De-coding genetic risk variants in type 1 diabetes

Abstract

The conceptual basis for a genetic predisposition underlying the risk for developing type 1 diabetes (T1D) predates modern human molecular genetics. Over half of the genetic risk has been attributed to the human leukocyte antigen (HLA) class II gene region and to the insulin (INS) gene locus - both thought to confer direction of autoreactivity and tissue specificity. Notwithstanding, questions still remain regarding the functional contributions of a vast array of minor polygenic risk variants scattered throughout the genome that likely influence disease heterogeneity and clinical outcomes. Herein, we summarize the available literature related to the T1D-associated coding variants defined at the time of this review, for the genes PTPN22, IFIH1, SH2B3, CD226, TYK2, FUT2, SIRPG, CTLA4, CTSH and UBASH3A. Data from genotype-selected human cohorts are summarized, and studies from the non-obese diabetic (NOD) mouse are presented to describe the functional impact of these variants in relation to innate and adaptive immunity as well as to β-cell fragility, with expression profiles in tissues and peripheral blood highlighted. The contribution of each variant to progression through T1D staging, including environmental interactions, are discussed with consideration of how their respective protein products may serve as attractive targets for precision medicine-based therapeutics to prevent or suspend the development of T1D.
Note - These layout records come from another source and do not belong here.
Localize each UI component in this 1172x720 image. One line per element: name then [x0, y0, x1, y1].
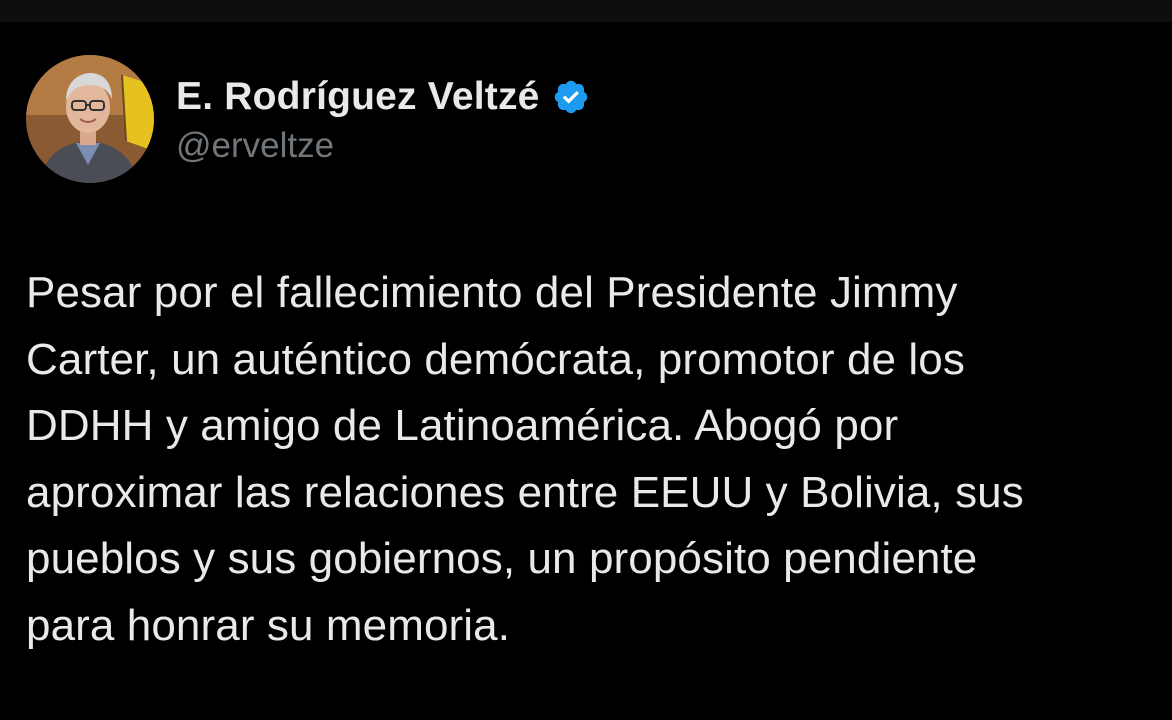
top-strip — [0, 0, 1172, 22]
author-identity: E. Rodríguez Veltzé @erveltze — [176, 72, 590, 166]
author-handle[interactable]: @erveltze — [176, 126, 590, 166]
display-name[interactable]: E. Rodríguez Veltzé — [176, 75, 540, 119]
avatar-image — [26, 55, 154, 183]
avatar[interactable] — [26, 55, 154, 183]
tweet-card: E. Rodríguez Veltzé @erveltze Pesar por … — [0, 22, 1172, 720]
tweet-header: E. Rodríguez Veltzé @erveltze — [26, 54, 590, 184]
name-row: E. Rodríguez Veltzé — [176, 72, 590, 122]
verified-badge-icon — [552, 78, 590, 116]
tweet-text: Pesar por el fallecimiento del President… — [26, 268, 1024, 650]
Keywords: coding variant; human; precision medicine; risk gene; single nucleotide polymorphism; type 1 diabetes.

Figure 1.

Expression profiles of genes containing T1D-associated coding variants. (a) Heatmap depicting relative gene expression by organ. Rows are organ classifications utilized in The Human Protein Atlas (HPA), and columns are individual genes containing T1D-associated coding variants. Depicted are the consensus normalized expression (NX) values summarized from HPA, Genotype-Tissue Expression (GTEx), and Functional Annotation of Mammalian Genomes 5 (FANTOM5) transcriptomics datasets. (b) Heatmap of gene expression within immune cell subsets. Data are population averaged gene expression from the Human Cell Atlas Census of Immune Cells, an ultra-low-input (ULI) RNA-Seq dataset. Blue represents high expression, while white represents low expression levels. Cells indicated as natural killer (NK), mucosal-associated invariant T (MAIT), regulatory T cell (Treg), and dendritic cell (DC).

Figure 2.

Coding gene variants converge on signaling and activation pathways to impact autoimmunity. (a) Disruption of FUT2 function and the resulting lack of ABO blood group antigen secretion in the intestinal mucosa can result in impaired barrier function and immunity by increasing susceptibility to some viral infections and altering microbiome composition as well as the microbial metabolites (such as short-chain fatty acids). IFIH1 variants may augment innate responses against enteroviruses. (b) Antiviral or other pro-inflammatory responses in the gut may result in trafficking of APCs to the pancreatic lymph node (pLN), where autoantigen-specific T cells are activated. (c) Activation and function of autoreactive T cells may be exacerbated by T1D-risk variants expressed either in the APC or in the T cell itself. The risk variant of PTPN22 (LYP) abolishes CSK binding, which could result in decreased phosphatase activity and increased TCR signaling. The CTLA4 risk variant results in reduced CTLA4 expression on the T-cell surface, reducing regulation of T-cell activation. Variants in co-stimulatory molecules CD226 and SIRPγ may contribute to pro-inflammatory T-cell skewing by promoting activation of the MAPK/ERK pathway and enhancing the production of inflammatory and cytotoxic molecules, respectively. Treg function may be negatively impacted by a UBASH3A variant, which inhibits NFκB activation and downstream IL-2 production. APCs may contribute to the generation of this pro-inflammatory milieu, as altered LNK function results in enhanced NOD2 signaling, activation of NFκB and production of IL-6 and IL-1β. APC peptide repertoire for presentation may be influenced by a CTSH variant. Variants in TYK2 and IFIH1 may also contribute to innate inflammation through increased induction of IFN stimulated genes (ISGs). (d) Genetic variants may impact β-cell susceptibility to death via sensing of viral or self dsRNA in the case of IFIH1, while a variant within CTSH seems to play a role in TLR3 activation, downstream IFN production and susceptibility to cytokine-induced damage. T1D-associated TYK2 variants may enhance β-cell expression of ISGs, including MHC I and CXCL10. Created with BioRender.